A Call to Action: Using Curriculum Mapping at Four Medical Schools in Massachusetts to Advance Serious Illness Communication Training in Undergraduate Medical Education.

Background: Practicing physicians require serious illness communication (SIC) skills to ensure high-quality, humanistic care for patients and families as they face life-changing medical decisions. However, a majority of U.S. medical schools do not require formal training in SIC and fail to provide students deliberate practice before graduation. The Massachusetts Medical Schools' Collaborative was created to ensure that students receive foundational SIC training in undergraduate medical education. This Collaborative developed a curriculum-mapping tool to assess SIC at four medical schools.
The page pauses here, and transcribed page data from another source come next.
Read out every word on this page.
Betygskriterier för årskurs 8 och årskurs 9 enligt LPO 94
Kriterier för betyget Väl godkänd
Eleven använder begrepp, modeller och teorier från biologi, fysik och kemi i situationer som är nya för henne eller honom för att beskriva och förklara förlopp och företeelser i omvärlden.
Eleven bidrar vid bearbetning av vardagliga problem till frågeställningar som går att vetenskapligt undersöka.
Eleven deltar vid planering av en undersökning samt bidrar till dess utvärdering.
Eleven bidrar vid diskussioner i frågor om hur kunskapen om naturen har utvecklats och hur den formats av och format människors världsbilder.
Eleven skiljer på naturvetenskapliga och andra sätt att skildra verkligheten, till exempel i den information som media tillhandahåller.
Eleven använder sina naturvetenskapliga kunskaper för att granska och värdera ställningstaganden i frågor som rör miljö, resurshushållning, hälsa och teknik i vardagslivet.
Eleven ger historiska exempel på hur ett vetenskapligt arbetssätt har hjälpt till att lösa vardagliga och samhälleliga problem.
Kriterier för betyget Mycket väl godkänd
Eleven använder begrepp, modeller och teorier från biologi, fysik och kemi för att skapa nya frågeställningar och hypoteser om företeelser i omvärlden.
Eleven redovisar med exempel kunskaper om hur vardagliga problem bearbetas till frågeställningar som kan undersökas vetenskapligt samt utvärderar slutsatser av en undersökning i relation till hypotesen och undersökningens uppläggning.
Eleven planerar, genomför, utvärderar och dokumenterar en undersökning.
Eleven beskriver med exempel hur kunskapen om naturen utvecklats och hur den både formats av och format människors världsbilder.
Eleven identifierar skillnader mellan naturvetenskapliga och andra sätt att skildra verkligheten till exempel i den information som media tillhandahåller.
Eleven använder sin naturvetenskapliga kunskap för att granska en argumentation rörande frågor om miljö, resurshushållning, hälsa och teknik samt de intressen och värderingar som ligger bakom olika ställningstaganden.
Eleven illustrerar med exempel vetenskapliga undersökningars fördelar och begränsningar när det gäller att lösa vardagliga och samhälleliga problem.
Objective: We aimed to understand existing educational activities across four medical schools and identify opportunities to build longitudinal, developmentally based curricular threads in SIC. Design: From July 2019 to April 2021, faculty, staff, and medical students assessed current educational activities related to five core competencies in SIC, adapted for students from national competencies for palliative medicine fellows, using a curriculum mapping tool. Measurements: The group selected 23 keywords and collected metrics to describe the timing, instruction and assessment for each school's educational activities. Results: On average, there were only 40 hours of required curricula in SIC over four years. Over 80% of relevant SIC hours occurred as elective experiences, mostly during the postclerkship phase, with limited capacity in these elective experiences. Only one school had SIC educational activities during the clerkship phase when students are developing clinical competencies. Assessment methods focused on student participation, and no school-assessed clinical performance in the clerkship or postclerkship phase. Conclusions: Medical schools are failing to consistently train and ensure basic competency in effective, compassionate SIC. Curriculum mapping allows schools to evaluate their current state on a particular topic such as SIC, ensure proper assessment, and evaluate curricular changes over time. Through the deliberate inclusion of SIC competencies in longitudinal curriculum design, we can fill this training gap and create best practices in undergraduate medical education.